The Jerusalem Post reports that Dan Shapiro, the U.S. National Security Council's top Middle East adviser, conducted a conference call with American Jewish leaders on Friday to reassure them about the White House's intentions towards Israel. In what I take to be his only honest utterance. Shapiro said that a "resolution" of the episode is close. The resolution, I assume, will be concessions by Netanyahu.
The rest of Shapiro's reported remarks are so ridiculous that even the American Jewish leaders apparently weren't buying them. For example, Shapiro blamed the "fog of press reports" for the perception that the meeting was negative. Several Jewish leaders later rejected this claim out-of-hand,
In fact, the press reports ultimately weren't all that foggy, in spite of Obama's decision to subject Netanyahu's visit to a news black-out. The press reported that Obama chastised Netanyahu, kept him waiting while he went off to dine, and presented him with a list of demands that extended well beyond the issue of East Jersualem that served as the pretext for the whole exercise. Nothing in the Jerusalem Post's report suggests that Shapiro denied any of this.
Shapiro also told the Jewish leaders that Obama has been as demanding of the Palestinian side as he has been of the Israelis. But what demand has he made of the PA that compares to his demand that Israel not build housing in Jewish neighborhoods in East Jerusalem?
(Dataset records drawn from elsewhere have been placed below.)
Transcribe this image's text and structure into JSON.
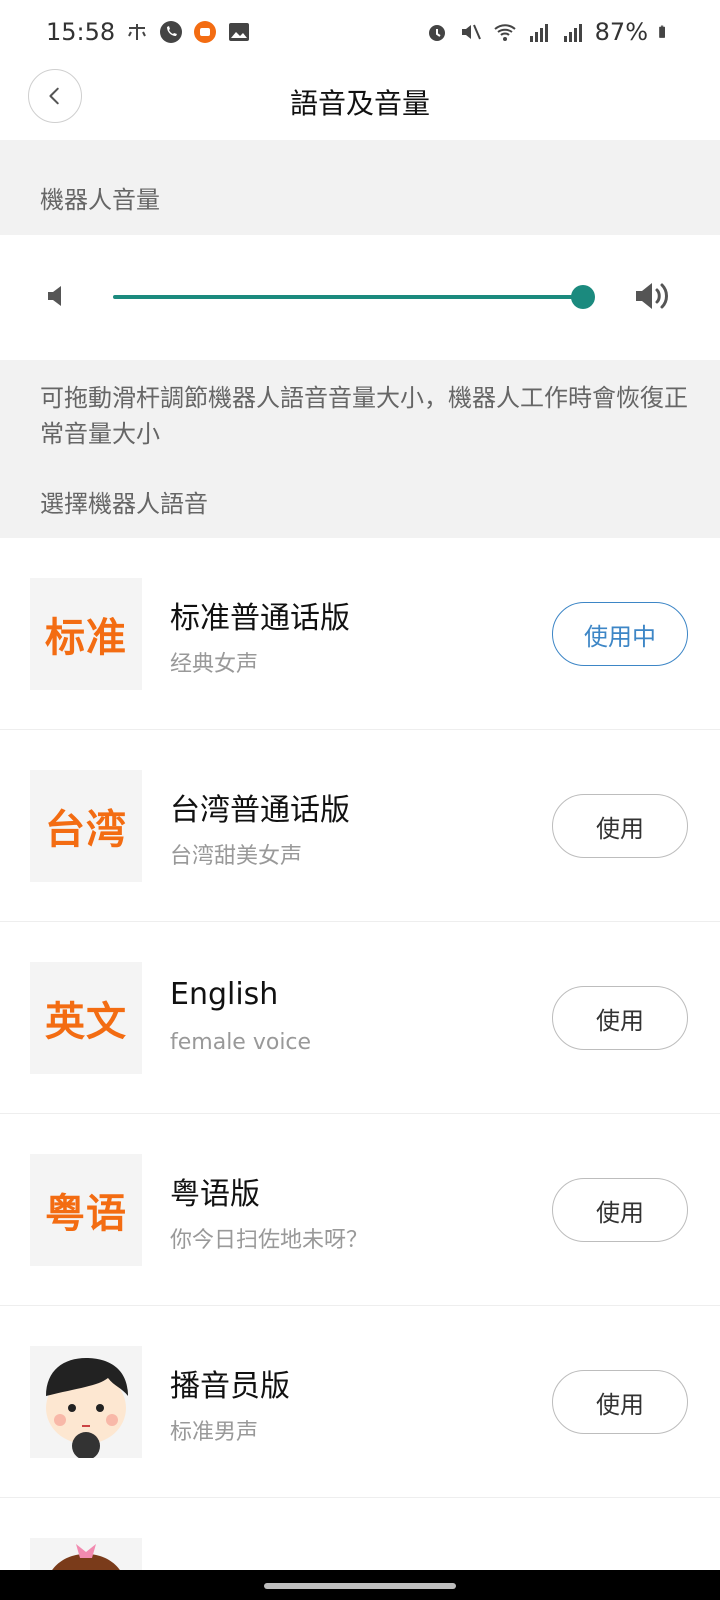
{
  "status": {
    "time": "15:58",
    "battery": "87%",
    "left_icons": [
      "network-icon",
      "phone-call-icon",
      "mi-app-icon",
      "gallery-icon"
    ],
    "right_icons": [
      "alarm-icon",
      "mute-icon",
      "wifi-icon",
      "signal-icon",
      "signal-icon",
      "battery-icon"
    ]
  },
  "header": {
    "title": "語音及音量"
  },
  "volume_section": {
    "title": "機器人音量",
    "level": 1.0,
    "description": "可拖動滑杆調節機器人語音音量大小，機器人工作時會恢復正常音量大小"
  },
  "voice_section": {
    "title": "選擇機器人語音",
    "items": [
      {
        "thumb": "标准",
        "title": "标准普通话版",
        "subtitle": "经典女声",
        "button": "使用中",
        "active": true
      },
      {
        "thumb": "台湾",
        "title": "台湾普通话版",
        "subtitle": "台湾甜美女声",
        "button": "使用",
        "active": false
      },
      {
        "thumb": "英文",
        "title": "English",
        "subtitle": "female voice",
        "button": "使用",
        "active": false
      },
      {
        "thumb": "粤语",
        "title": "粤语版",
        "subtitle": "你今日扫佐地未呀？",
        "button": "使用",
        "active": false
      },
      {
        "thumb": "",
        "title": "播音员版",
        "subtitle": "标准男声",
        "button": "使用",
        "active": false
      }
    ]
  },
  "colors": {
    "accent": "#1b8a7e",
    "active_button": "#3d86c6",
    "thumb_text": "#f36c12"
  }
}
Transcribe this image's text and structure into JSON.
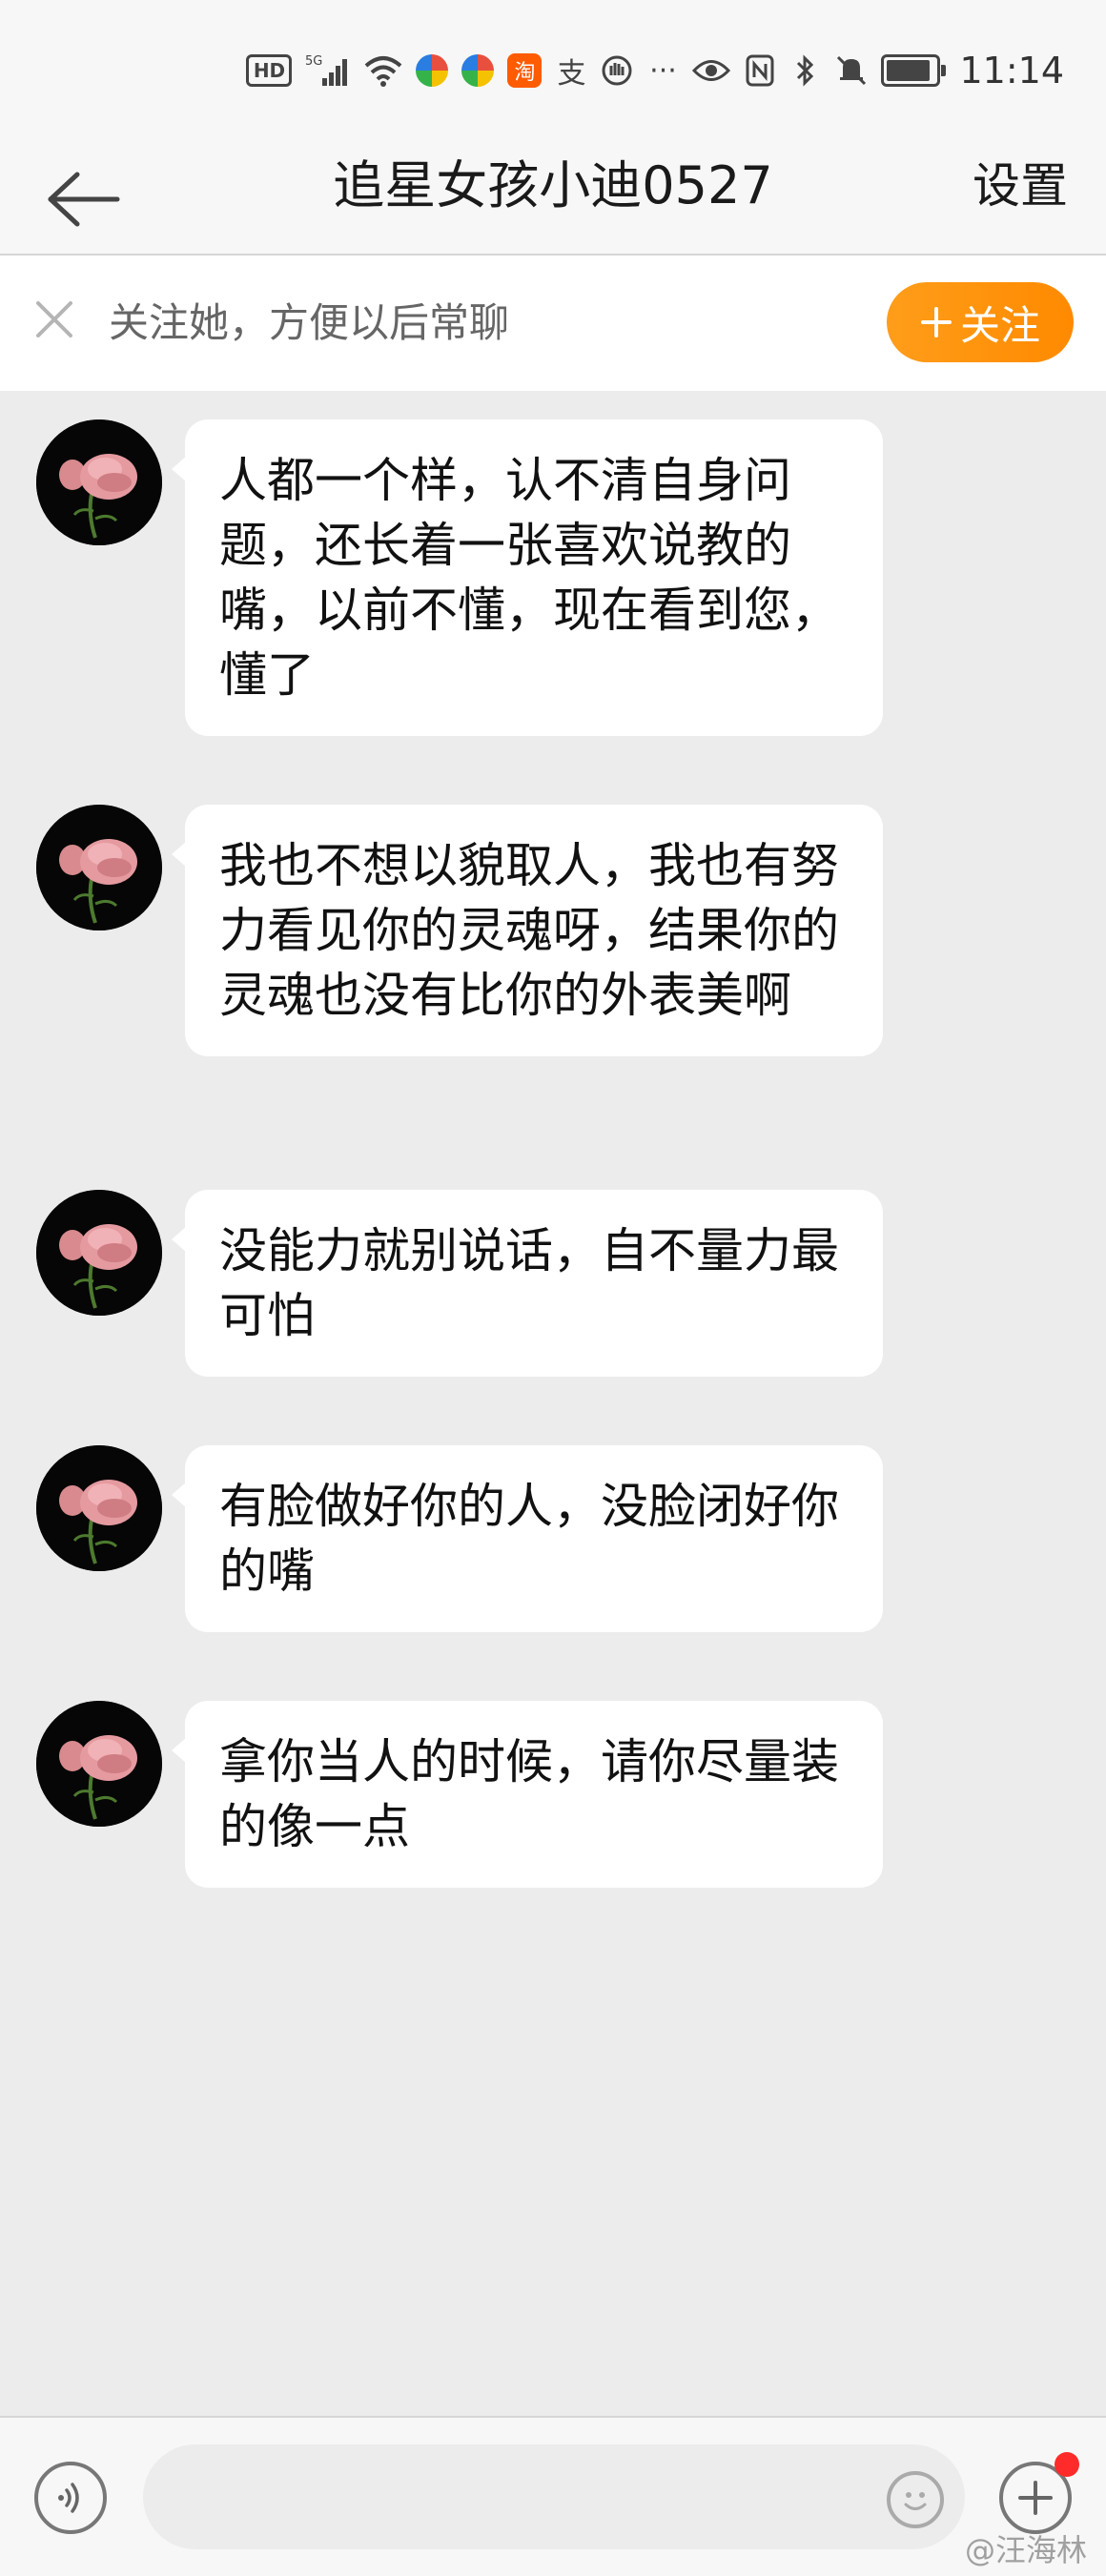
{
  "status_bar": {
    "hd": "HD",
    "network": "5G",
    "time": "11:14",
    "icons": [
      "hd-icon",
      "signal-icon",
      "wifi-icon",
      "app-circle-icon",
      "app-circle-icon",
      "taobao-icon",
      "alipay-icon",
      "hand-icon",
      "more-dots-icon",
      "eye-icon",
      "nfc-icon",
      "bluetooth-icon",
      "mute-icon",
      "battery-icon"
    ]
  },
  "header": {
    "title": "追星女孩小迪0527",
    "settings_label": "设置"
  },
  "follow_banner": {
    "text": "关注她，方便以后常聊",
    "button_label": "关注"
  },
  "messages": [
    {
      "text": "人都一个样，认不清自身问题，还长着一张喜欢说教的嘴，以前不懂，现在看到您，懂了"
    },
    {
      "text": "我也不想以貌取人，我也有努力看见你的灵魂呀，结果你的灵魂也没有比你的外表美啊"
    },
    {
      "text": "没能力就别说话，自不量力最可怕"
    },
    {
      "text": "有脸做好你的人，没脸闭好你的嘴"
    },
    {
      "text": "拿你当人的时候，请你尽量装的像一点"
    }
  ],
  "input_bar": {
    "placeholder": ""
  },
  "watermark": "@汪海林",
  "colors": {
    "accent": "#ff8a00",
    "background": "#ececec",
    "bubble": "#ffffff",
    "notification_dot": "#ff2a2a"
  }
}
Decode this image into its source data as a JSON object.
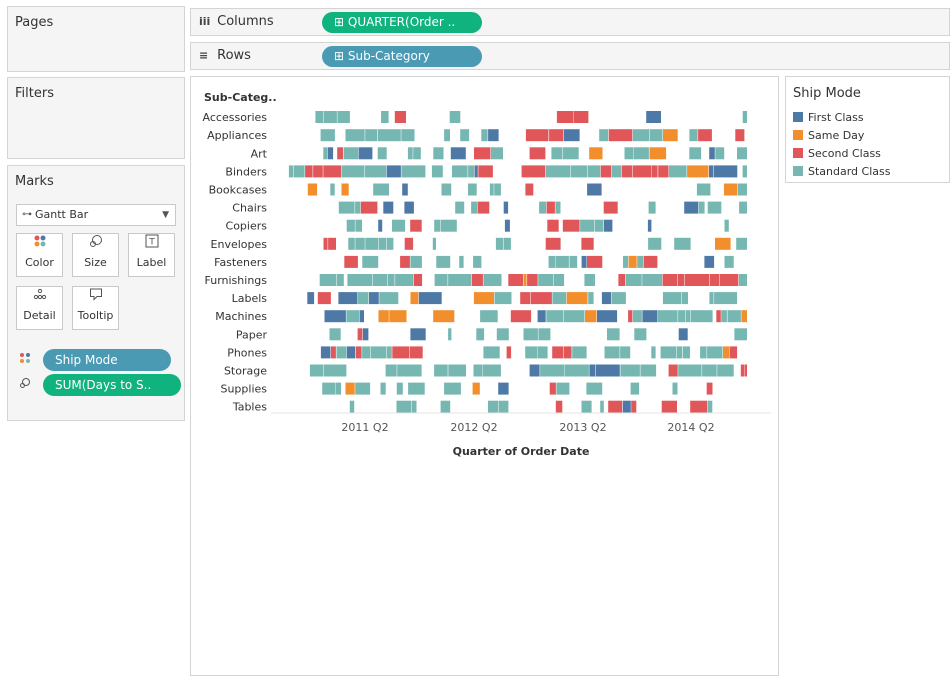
{
  "pages": {
    "title": "Pages"
  },
  "filters": {
    "title": "Filters"
  },
  "marks": {
    "title": "Marks",
    "mark_type": "Gantt Bar",
    "buttons": {
      "color": "Color",
      "size": "Size",
      "label": "Label",
      "detail": "Detail",
      "tooltip": "Tooltip"
    },
    "pills": {
      "color_field": "Ship Mode",
      "size_field": "SUM(Days to S.."
    }
  },
  "shelves": {
    "columns_label": "Columns",
    "columns_pill": "⊞ QUARTER(Order ..",
    "rows_label": "Rows",
    "rows_pill": "⊞ Sub-Category"
  },
  "legend": {
    "title": "Ship Mode",
    "items": [
      {
        "label": "First Class",
        "color": "#4e79a7"
      },
      {
        "label": "Same Day",
        "color": "#f28e2b"
      },
      {
        "label": "Second Class",
        "color": "#e15759"
      },
      {
        "label": "Standard Class",
        "color": "#76b7b2"
      }
    ]
  },
  "colors": {
    "columns_pill": "#10b27e",
    "rows_pill": "#4a9ab4",
    "pill_blue": "#4a9ab4",
    "pill_green": "#10b27e"
  },
  "chart_data": {
    "type": "gantt",
    "row_header": "Sub-Categ..",
    "xlabel": "Quarter of Order Date",
    "x_ticks": [
      "2011 Q2",
      "2012 Q2",
      "2013 Q2",
      "2014 Q2"
    ],
    "categories": [
      "Accessories",
      "Appliances",
      "Art",
      "Binders",
      "Bookcases",
      "Chairs",
      "Copiers",
      "Envelopes",
      "Fasteners",
      "Furnishings",
      "Labels",
      "Machines",
      "Paper",
      "Phones",
      "Storage",
      "Supplies",
      "Tables"
    ],
    "color_field": "Ship Mode"
  }
}
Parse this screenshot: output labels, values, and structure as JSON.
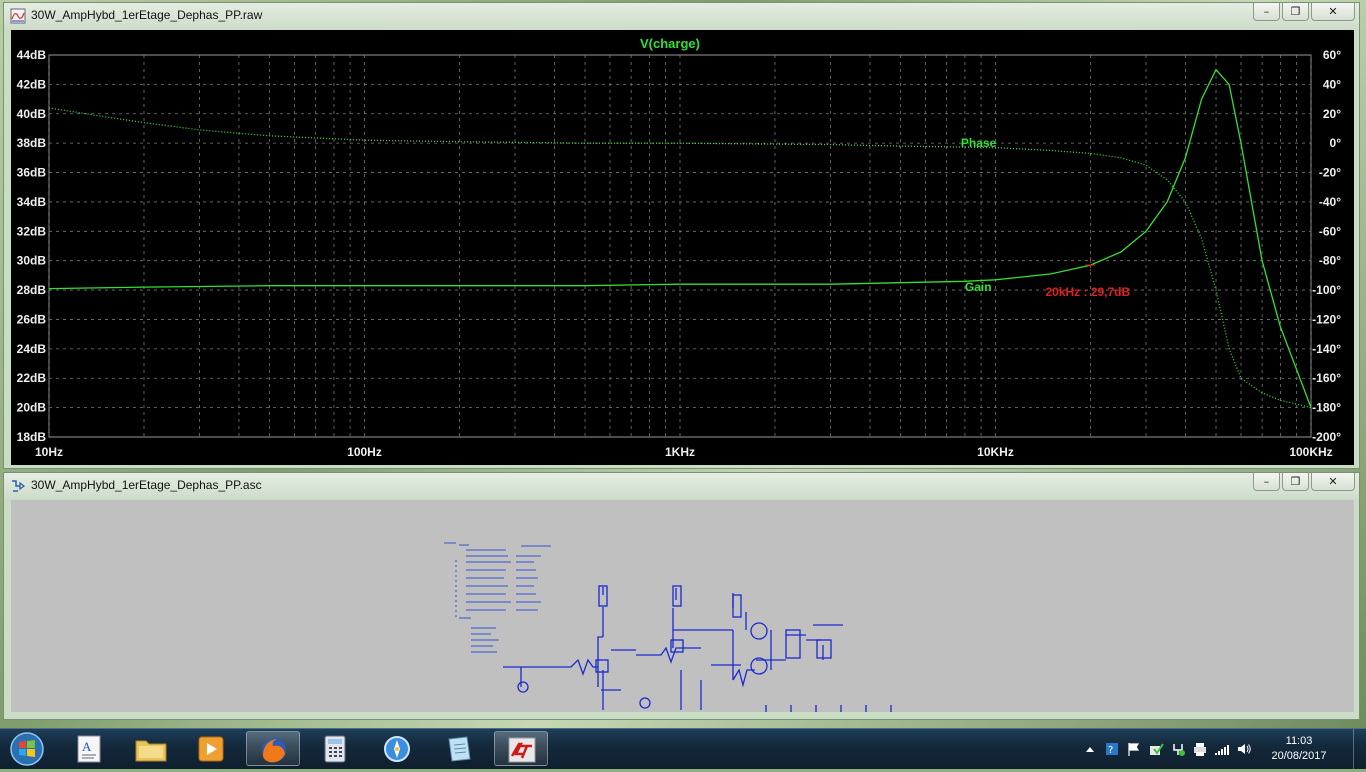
{
  "plot_window": {
    "title": "30W_AmpHybd_1erEtage_Dephas_PP.raw",
    "minimize": "–",
    "restore": "❐",
    "close": "✕"
  },
  "schematic_window": {
    "title": "30W_AmpHybd_1erEtage_Dephas_PP.asc",
    "minimize": "–",
    "restore": "❐",
    "close": "✕"
  },
  "chart_data": {
    "type": "line",
    "title": "V(charge)",
    "x_scale": "log",
    "xlim": [
      10,
      100000
    ],
    "x_tick_labels": [
      "10Hz",
      "100Hz",
      "1KHz",
      "10KHz",
      "100KHz"
    ],
    "x_tick_values": [
      10,
      100,
      1000,
      10000,
      100000
    ],
    "ylim_left": [
      18,
      44
    ],
    "y_left_tick_labels": [
      "44dB",
      "42dB",
      "40dB",
      "38dB",
      "36dB",
      "34dB",
      "32dB",
      "30dB",
      "28dB",
      "26dB",
      "24dB",
      "22dB",
      "20dB",
      "18dB"
    ],
    "ylim_right": [
      -200,
      60
    ],
    "y_right_tick_labels": [
      "60°",
      "40°",
      "20°",
      "0°",
      "-20°",
      "-40°",
      "-60°",
      "-80°",
      "-100°",
      "-120°",
      "-140°",
      "-160°",
      "-180°",
      "-200°"
    ],
    "grid": true,
    "background": "#000000",
    "curve_color": "#33e033",
    "cursor_color": "#e02020",
    "series": [
      {
        "name": "Gain",
        "axis": "left",
        "style": "solid",
        "x": [
          10,
          20,
          50,
          100,
          500,
          1000,
          3000,
          5000,
          8000,
          10000,
          15000,
          20000,
          25000,
          30000,
          35000,
          40000,
          45000,
          50000,
          55000,
          60000,
          70000,
          80000,
          100000
        ],
        "y": [
          28.1,
          28.2,
          28.3,
          28.3,
          28.3,
          28.4,
          28.4,
          28.5,
          28.6,
          28.7,
          29.1,
          29.7,
          30.6,
          32.0,
          34.0,
          37.0,
          41.0,
          43.0,
          42.0,
          38.0,
          30.0,
          25.5,
          20.0
        ]
      },
      {
        "name": "Phase",
        "axis": "right",
        "style": "dotted",
        "x": [
          10,
          15,
          20,
          30,
          50,
          100,
          200,
          500,
          1000,
          3000,
          5000,
          10000,
          15000,
          20000,
          25000,
          30000,
          35000,
          40000,
          45000,
          50000,
          55000,
          60000,
          70000,
          80000,
          100000
        ],
        "y": [
          24,
          18,
          14,
          9,
          5,
          2,
          1,
          0,
          0,
          -1,
          -2,
          -3,
          -5,
          -7,
          -10,
          -15,
          -25,
          -40,
          -65,
          -100,
          -140,
          -160,
          -170,
          -175,
          -180
        ]
      }
    ],
    "annotations": [
      {
        "text": "Phase",
        "x": 8000,
        "axis": "right",
        "y": 0
      },
      {
        "text": "Gain",
        "x": 8000,
        "axis": "left",
        "y": 28.2
      },
      {
        "text": "20kHz : 29,7dB",
        "x": 20000,
        "axis": "left",
        "y": 29.7,
        "color": "#e02020"
      }
    ]
  },
  "taskbar": {
    "items": [
      {
        "name": "text-editor-icon"
      },
      {
        "name": "file-explorer-icon"
      },
      {
        "name": "media-player-icon"
      },
      {
        "name": "firefox-icon"
      },
      {
        "name": "calculator-icon"
      },
      {
        "name": "compass-icon"
      },
      {
        "name": "notes-icon"
      },
      {
        "name": "ltspice-icon"
      }
    ],
    "time": "11:03",
    "date": "20/08/2017"
  }
}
Apparently the Jewish leaders wondered about this too. Reportedly one of them asked Shapiro for a compendium detailing American censure of the two sides so that the administration's claim of even-handedness can be evaluated. Certainly, I've seen no indication of any meeting between Obama and the PA leadership that remotely resembles the hatefest to which the American president treated the Israeli Prime Minister.
Unfortunately, according to one participant in the conference, the Jewish leaders did not push back very much while the call was taking place. Then again, it's far from clear that Netanyahu himself is going to push back.